His Lordship was in complete agreement with the first sentence, but he did not share Lord Justice Ward's view that In re M was decided per incuriam.
It could be woven into a legitimate place in the broad cloth of authority, bearing in mind that statements of judicial principle were always susceptible to the requirements of family cases.
Lord Justice Waite in In re M had said (at pp480-481):
"Underlying the whole purpose of the peremptory return order is a principle of international comity under which judges in England will assume that facilities for a fair hearing will be provided in the court of the other jurisdiction, and that due account will be taken by overseas judges of what has been said, ordered or undertaken to be done within the English jurisdiction.
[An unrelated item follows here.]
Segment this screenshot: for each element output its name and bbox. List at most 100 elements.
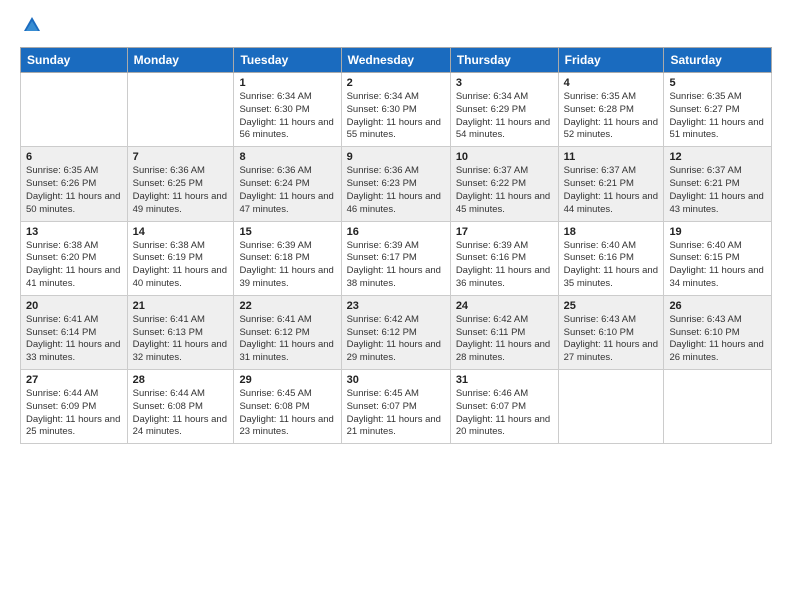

"That is of course reciprocal. It has to be presumed that judges in other countries will make similar assumptions about the workings of our own judicial system."
As a general principle of private international law that was properly stated: see also In re S (Minors) (Abduction) ( 1 FLR 297), which held that it would not be appropriate to deny the Pakistan courts jurisdiction merely because they would try to give effect to what was the child's welfare from the Muslim point of view.
His Lordship was also attracted by a passage of Mr Justice Brennan in ZP v PS ((1994) 181 CLR 639, 665) which emphasised the importance of according to each state the liberty to determine the family justice system that it deemed appropriate to protect the child and to serve his best interests.
There was an obvious threat to comity if a state whose system derived from Judaeo-Christian foundations condemned a system derived from an Islamic foundation when that system was conceived by its originators and operators to promote and protect the interests of children within that society and according to its traditions and values.
The number and diversity of Hague Convention member states had made it impossible to formulate minimum standard requirements of other family justice systems before recognising accession.
As a matter of logic, if there was no investigation or criticism of the family justice systems operating in the member states, his Lordship was extremely doubtful of the wisdom of permitting the abducting parent, or enabling a judge in this jurisdiction, to criticise the standards or paramount principles applied by the family justice system in the non-member state of habitual residence, save in exceptional circumstances such as persecution or ethnic, sex or other discrimination: see In re F (a Minor) (Abduction: Custody rights) ( Fam 25, 31).
Lord Justice Pill delivered a concurring judgment and Lord Justice Stuart-Smith agreed.
Solicitors: Miles & Partners; Sally Morris, Edgware.